第31曲
かなり遅くなってしまい申し訳ありません!!
毎日毎日スケボー三昧でございますww
やっと立ちながらOLLIEができるようになりました!
まだまだ基礎練が続きそうです…。
エルフ様がいるぞ─────。
この一言は不思議なほど空間を浸透していった。
先ほどまで朝とは思えないほどの喧騒に包まれていた建物内は、同じ場所だとは思えないほど静けさに支配されいる。
この国においてエルフという存在は絶対的だ。
うるさいから死ねと言われたらその者の命はそこで終わることだろう。
そしてそのことをよく理解しているここの連中は、自分に火の粉が降りかかることを恐れて首を縮めて俺が口を開くのを待っている。
今の今まで騒ぎの中心にいた巨漢の男たちにおいては、暑くもないのに全身から汗を吹き出して日によく焼けた真っ黒な肌を城に変色させて震えていた。
しかし、顔を青ざめさせているのは冒険者の者たちだけではない。
よく周りを見渡せば冒険者組合で働いていると思われる女性たちも顔を青ざめさせていた。
何もそんなおびえることないのにとは思うが、昨夜の食事処での出来事を思い返すとみんなの反応も納得できないことはない。
ただ、納得はできるが腹は立つのだが…。
お互いがそうやって黙ったまま数分経っただろうか。
受付のほうが騒がしくなってきて注目していると、受付嬢と思しき者たちの合間を縫って一人の女性が姿を現した。
絹のような金色に輝く髪をたなびかせ、切れ長の双眸からはエメラルドのような瞳が顔をのぞかせている。
冒険者組合で勤務している者と同じような白のブラウスに茶褐色のワンピースは、その女性のスレンダーなシルエットを扇情的に浮きだたせていた。
凛とした姿勢でこちらに歩み寄ってくるその女性の顔の側面にはエルフ特有のとがった耳がついており、美しい容姿を納得させるとともに相まってさらに際立たせるためのポイントとして一役買っているようだ。
俺は正直状況に頭がついていかずフリーズしていたのだが、あまり気にした様子なくエルフの女性が近寄ってきてくれたので助かったと安堵してしまう。
とりあえずこの状況は打破できるだろうと思っていると、適度な距離を保ち立ち止まった女性が話しかけてきた。
「シャルマッカ支部へようこそ。

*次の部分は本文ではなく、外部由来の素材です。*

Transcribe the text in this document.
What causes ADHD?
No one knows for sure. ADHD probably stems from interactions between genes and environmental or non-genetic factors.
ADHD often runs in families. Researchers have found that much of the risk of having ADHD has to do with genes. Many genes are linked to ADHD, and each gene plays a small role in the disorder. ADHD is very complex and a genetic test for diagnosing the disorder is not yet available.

本日は何かご入用でございますか?」
お辞儀をしながらとても丁寧な口調で語りかけてくる。
しかし、態度からはうかがえないがその口調は後ろにいる冒険者たちを庇うような、それでいてこちらを若干警戒するような感じがする。
そんなに警戒されるような態度をとった覚えはないが、やはりエルフという存在が急に現れるということ自体が警戒に値してしまうのだろう。
この国のやばさがうかがえる事案の一つであることは間違いない。
そう推察を進めながら、まずは相手の警戒を解くように話を進めることにする。
「突然の来訪をお許しください。私旅の者でして、こちらに冒険者組合があるとお聞きしてこの度拝見させていただこうと思いまして…。皆様を驚かすつもりは毛頭なかったのです、申し訳ございません」
「なるほど……。」
果たしてうまくいったのだろうか。
高圧的な態度は避け、口調も普段より柔らかくすることを心掛けていたのだが…。
相手はなるほどと言ってはいるが本当に納得しているとは思えない。
その証拠にこちらを思惑を図るような顔をしている。
細められた切れ長の目は、こちらの一挙一動を見逃すものかと言わんばかりに注視されていた。
しかしこちらの思惑と言っても相手にわかるはずもない。
俺がここに来た目的はゲーム内との些細な共通点から、なにか帰るための手がかかりを得られるかもしれないというものだ。
この女性が何者かは知らないが、目の前にいるエルフがまさか異世界から来たなんてことがわかるとは思えない。
そんな心の内が届いたわけではないだろうが、この状態を何とかしようと女性が口を開く。
「それではここではなんですので、奥でお話をさせていただいても?」
「ええ、もちろんです。私がここにいては冒険者の方々が仕事に集中できないでしょうから」
苦笑交じりにそう伝えると、相手もこちらの冗談を汲み取ったのか初めて微笑みを見せた。
「お気遣い感謝いたします。それではご案内させていただきます」
そう言って先ほどよりも柔らかい態度で手招きをしてくれる。
奥というのはどうやら受付のさらに奥、従業員しか通れないであろう場所のようだ。
正直こちらとしても人払いはありがたい。
そう思いながら、よく知らない女性の案内に従って歩いていくのであった─────。